Division of Gastroenterology, Hepatology, and Nutrition, Boston Children's Hospital, Boston, MA.
Harvard Medical School, Boston, MA.
J Cell Biol. 2020 Feb 3;219(2). doi: 10.1083/jcb.201904048.
IRE1β is an ER stress sensor uniquely expressed in epithelial cells lining mucosal surfaces. Here, we show that intestinal epithelial cells expressing IRE1β have an attenuated unfolded protein response to ER stress. When modeled in HEK293 cells and with purified protein, IRE1β diminishes expression and inhibits signaling by the closely related stress sensor IRE1α. IRE1β can assemble with and inhibit IRE1α to suppress stress-induced XBP1 splicing, a key mediator of the unfolded protein response. In comparison to IRE1α, IRE1β has relatively weak XBP1 splicing activity, largely explained by a nonconserved amino acid in the kinase domain active site that impairs its phosphorylation and restricts oligomerization. This enables IRE1β to act as a dominant-negative suppressor of IRE1α and affect how barrier epithelial cells manage the response to stress at the host-environment interface.
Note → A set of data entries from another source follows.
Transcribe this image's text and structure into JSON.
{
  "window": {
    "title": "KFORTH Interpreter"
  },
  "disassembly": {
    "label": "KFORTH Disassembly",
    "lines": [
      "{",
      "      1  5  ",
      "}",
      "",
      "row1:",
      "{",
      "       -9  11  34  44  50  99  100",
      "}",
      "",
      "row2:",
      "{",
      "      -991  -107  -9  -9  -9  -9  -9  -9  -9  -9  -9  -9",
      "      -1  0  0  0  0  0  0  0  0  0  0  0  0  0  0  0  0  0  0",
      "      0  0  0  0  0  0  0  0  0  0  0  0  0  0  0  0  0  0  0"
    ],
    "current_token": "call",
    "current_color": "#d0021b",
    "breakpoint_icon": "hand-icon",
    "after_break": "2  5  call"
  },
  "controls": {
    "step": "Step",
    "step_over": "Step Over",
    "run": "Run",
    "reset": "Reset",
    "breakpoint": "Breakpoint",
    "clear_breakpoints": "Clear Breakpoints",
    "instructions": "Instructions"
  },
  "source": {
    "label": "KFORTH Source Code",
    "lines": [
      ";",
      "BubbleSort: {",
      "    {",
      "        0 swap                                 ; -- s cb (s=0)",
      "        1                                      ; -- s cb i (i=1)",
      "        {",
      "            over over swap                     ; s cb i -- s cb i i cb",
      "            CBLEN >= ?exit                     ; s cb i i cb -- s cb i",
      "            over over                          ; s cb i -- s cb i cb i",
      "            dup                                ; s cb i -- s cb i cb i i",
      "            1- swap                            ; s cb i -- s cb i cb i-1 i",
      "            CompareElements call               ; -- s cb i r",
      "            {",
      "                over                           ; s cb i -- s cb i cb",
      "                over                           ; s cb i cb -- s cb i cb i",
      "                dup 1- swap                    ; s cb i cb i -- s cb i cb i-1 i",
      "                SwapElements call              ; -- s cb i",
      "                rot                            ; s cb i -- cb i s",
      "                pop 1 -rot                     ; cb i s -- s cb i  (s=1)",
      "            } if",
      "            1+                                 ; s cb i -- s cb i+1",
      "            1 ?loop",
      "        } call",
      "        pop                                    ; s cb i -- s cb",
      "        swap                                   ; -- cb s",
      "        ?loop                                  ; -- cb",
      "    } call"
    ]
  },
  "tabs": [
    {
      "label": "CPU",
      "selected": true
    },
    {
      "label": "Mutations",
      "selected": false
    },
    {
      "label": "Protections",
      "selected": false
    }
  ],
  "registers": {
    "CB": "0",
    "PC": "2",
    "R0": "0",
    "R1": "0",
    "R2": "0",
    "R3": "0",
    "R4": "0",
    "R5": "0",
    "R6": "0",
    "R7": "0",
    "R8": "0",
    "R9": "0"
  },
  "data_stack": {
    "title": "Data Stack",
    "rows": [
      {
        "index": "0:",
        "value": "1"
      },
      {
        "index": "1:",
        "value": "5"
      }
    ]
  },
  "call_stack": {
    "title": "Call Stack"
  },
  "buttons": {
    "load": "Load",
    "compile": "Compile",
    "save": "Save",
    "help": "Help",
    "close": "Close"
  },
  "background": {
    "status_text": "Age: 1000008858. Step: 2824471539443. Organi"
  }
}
IRE1β 是一种内质网应激传感器,仅在衬有黏膜表面的上皮细胞中表达。在这里,我们表明表达 IRE1β 的肠上皮细胞对 ER 应激的未折叠蛋白反应减弱。在 HEK293 细胞中建模并使用纯化蛋白时,IRE1β 可降低表达并抑制密切相关的应激传感器 IRE1α 的信号转导。IRE1β 可以与 IRE1α 组装并抑制其活性,从而抑制应激诱导的 XBP1 剪接,这是未折叠蛋白反应的关键介质。与 IRE1α 相比,IRE1β 的 XBP1 剪接活性相对较弱,这主要是由于激酶结构域活性位点中的一个非保守氨基酸残基损害了其磷酸化并限制了寡聚化。这使 IRE1β 能够作为 IRE1α 的显性负抑制剂发挥作用,并影响屏障上皮细胞如何在宿主-环境界面管理应激反应。